Policière tuée à Albi en 2018 : cinq ans de prison dont un an avec sursis pour le chauffard

Le palais de Justice de Nice. (Illustration/photo David Franklin/shutterstock)

Un homme aujourd’hui âgé de 33 ans a écopé ce jeudi d’une peine de cinq ans de prison dont un an de sursis probatoire, par le tribunal d’Albi (Tarn), pour avoir mortellement percuté une policière de 49 ans, Marlène Castang, au petit matin le 15 octobre 2018, alors qu’elle intervenait sur un premier accident. Le chauffard était sous l’emprise de la drogue.

Le ministre de l’Intérieur de l’époque, Christophe Castaner, avait évoqué « une terrible injustice » lors de l’hommage à Marlène Castang, une gardienne de la paix de 49 ans tuée par un chauffard lors d’une intervention pour un accident de la route, à Albi. C’était le 15 octobre 2018.

L’auteur des faits, Alexandre D., qui a 33 ans, a été jugé ce jeudi au tribunal d’Albi pour homicide involontaire avec circonstances aggravantes, ainsi que pour les blessures causées à un autre policier. Les deux filles de la défunte, qui avaient 19 et 21 ans au moment du drame, se sont exprimées lors de l’audience rapporte La Dépêche.
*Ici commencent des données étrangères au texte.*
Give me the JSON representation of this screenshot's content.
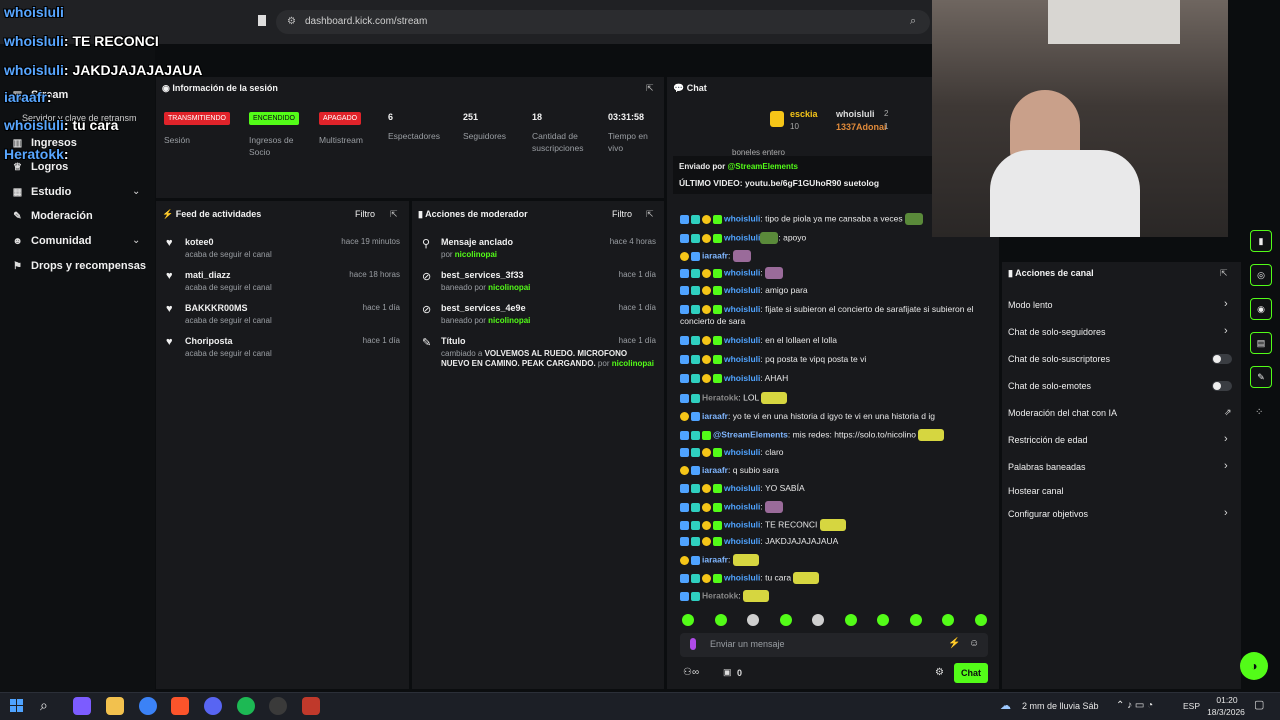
{
  "browser": {
    "url": "dashboard.kick.com/stream"
  },
  "sidebar": {
    "items": [
      {
        "label": "Stream"
      },
      {
        "label": "Ingresos"
      },
      {
        "label": "Logros"
      },
      {
        "label": "Estudio"
      },
      {
        "label": "Moderación"
      },
      {
        "label": "Comunidad"
      },
      {
        "label": "Drops y recompensas"
      }
    ],
    "submenu_label": "Servidor y clave de retransm"
  },
  "session": {
    "title": "Información de la sesión",
    "stats": [
      {
        "badge": "TRANSMITIENDO",
        "badge_color": "#e0232a",
        "label": "Sesión"
      },
      {
        "badge": "ENCENDIDO",
        "badge_color": "#53fc18",
        "label": "Ingresos de Socio"
      },
      {
        "badge": "APAGADO",
        "badge_color": "#e0232a",
        "label": "Multistream"
      },
      {
        "value": "6",
        "label": "Espectadores"
      },
      {
        "value": "251",
        "label": "Seguidores"
      },
      {
        "value": "18",
        "label": "Cantidad de suscripciones"
      },
      {
        "value": "03:31:58",
        "label": "Tiempo en vivo"
      }
    ]
  },
  "feed": {
    "title": "Feed de actividades",
    "filter": "Filtro",
    "items": [
      {
        "name": "kotee0",
        "sub": "acaba de seguir el canal",
        "time": "hace 19 minutos"
      },
      {
        "name": "mati_diazz",
        "sub": "acaba de seguir el canal",
        "time": "hace 18 horas"
      },
      {
        "name": "BAKKKR00MS",
        "sub": "acaba de seguir el canal",
        "time": "hace 1 día"
      },
      {
        "name": "Choriposta",
        "sub": "acaba de seguir el canal",
        "time": "hace 1 día"
      }
    ]
  },
  "modactions": {
    "title": "Acciones de moderador",
    "filter": "Filtro",
    "items": [
      {
        "name": "Mensaje anclado",
        "sub": "por",
        "by": "nicolinopai",
        "time": "hace 4 horas"
      },
      {
        "name": "best_services_3f33",
        "sub": "baneado por",
        "by": "nicolinopai",
        "time": "hace 1 día"
      },
      {
        "name": "best_services_4e9e",
        "sub": "baneado por",
        "by": "nicolinopai",
        "time": "hace 1 día"
      },
      {
        "name": "Título",
        "sub": "cambiado a",
        "detail": "VOLVEMOS AL RUEDO. MICROFONO NUEVO EN CAMINO. PEAK CARGANDO.",
        "by_prefix": "por",
        "by": "nicolinopai",
        "time": "hace 1 día"
      }
    ]
  },
  "chat": {
    "title": "Chat",
    "top_users": [
      {
        "name": "esckia",
        "count": "10"
      },
      {
        "name": "whoisluli",
        "count": "2"
      },
      {
        "name": "1337Adonai",
        "count": "1"
      }
    ],
    "scrolled_text": "boneles entero",
    "pinned_by_label": "Enviado por",
    "pinned_by": "@StreamElements",
    "pinned_text": "ÚLTIMO VIDEO: youtu.be/6gF1GUhoR90 suetolog",
    "messages": [
      {
        "user": "whoisluli",
        "text": ": tipo de piola ya me cansaba a veces"
      },
      {
        "user": "whoisluli",
        "text": ": apoyo"
      },
      {
        "user": "iaraafr",
        "text": ":"
      },
      {
        "user": "whoisluli",
        "text": ":"
      },
      {
        "user": "whoisluli",
        "text": ": amigo para"
      },
      {
        "user": "whoisluli",
        "text": ": fijate si subieron el concierto de sarafijate si subieron el"
      },
      {
        "user": "",
        "text": "concierto de sara"
      },
      {
        "user": "whoisluli",
        "text": ": en el lollaen el lolla"
      },
      {
        "user": "whoisluli",
        "text": ": pq posta te vipq posta te vi"
      },
      {
        "user": "whoisluli",
        "text": ": AHAH"
      },
      {
        "user": "Heratokk",
        "text": ": LOL"
      },
      {
        "user": "iaraafr",
        "text": ": yo te vi en una historia d igyo te vi en una historia d ig"
      },
      {
        "user": "@StreamElements",
        "text": ": mis redes: https://solo.to/nicolino"
      },
      {
        "user": "whoisluli",
        "text": ": claro"
      },
      {
        "user": "iaraafr",
        "text": ": q subio sara"
      },
      {
        "user": "whoisluli",
        "text": ": YO SABÍA"
      },
      {
        "user": "whoisluli",
        "text": ":"
      },
      {
        "user": "whoisluli",
        "text": ": TE RECONCI"
      },
      {
        "user": "whoisluli",
        "text": ": JAKDJAJAJAJAUA"
      },
      {
        "user": "iaraafr",
        "text": ":"
      },
      {
        "user": "whoisluli",
        "text": ": tu cara"
      },
      {
        "user": "Heratokk",
        "text": ":"
      }
    ],
    "input_placeholder": "Enviar un mensaje",
    "count": "0",
    "send_label": "Chat"
  },
  "channel_actions": {
    "title": "Acciones de canal",
    "items": [
      {
        "label": "Modo lento",
        "control": "chevron"
      },
      {
        "label": "Chat de solo-seguidores",
        "control": "chevron"
      },
      {
        "label": "Chat de solo-suscriptores",
        "control": "toggle"
      },
      {
        "label": "Chat de solo-emotes",
        "control": "toggle"
      },
      {
        "label": "Moderación del chat con IA",
        "control": "external"
      },
      {
        "label": "Restricción de edad",
        "control": "chevron"
      },
      {
        "label": "Palabras baneadas",
        "control": "chevron"
      },
      {
        "label": "Hostear canal",
        "control": "none"
      },
      {
        "label": "Configurar objetivos",
        "control": "chevron"
      }
    ]
  },
  "overlay": {
    "lines": [
      {
        "user": "whoisluli",
        "text": ""
      },
      {
        "user": "whoisluli",
        "text": ": TE RECONCI"
      },
      {
        "user": "whoisluli",
        "text": ": JAKDJAJAJAJAUA"
      },
      {
        "user": "iaraafr",
        "text": ":"
      },
      {
        "user": "whoisluli",
        "text": ": tu cara"
      },
      {
        "user": "Heratokk",
        "text": ":"
      }
    ]
  },
  "taskbar": {
    "weather": "2 mm de lluvia Sáb",
    "lang": "ESP",
    "time": "01:20",
    "date": "18/3/2026"
  },
  "colors": {
    "accent": "#53fc18",
    "panel": "#18191c",
    "bg": "#0b0d0f"
  }
}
La tragédie « a bouleversé notre vie à tout jamais » ont-elle exprimé, évoquant aussi « un vide indescriptible » depuis la disparition de leur mère. Dans cette salle comble, il y avait également la famille, les amis et les collègues de Marlène Castang, qui a reçu le grade de capitaine de police à titre posthume, et qui a aussi été élevée au grade de chevalier de l’Ordre du mérite et décorée de la médaille de la police. La policière avait exercé à Paris, puis en sécurité publique à Marseille, avant de rejoindre Albi en 2011, d’où elle était originaire.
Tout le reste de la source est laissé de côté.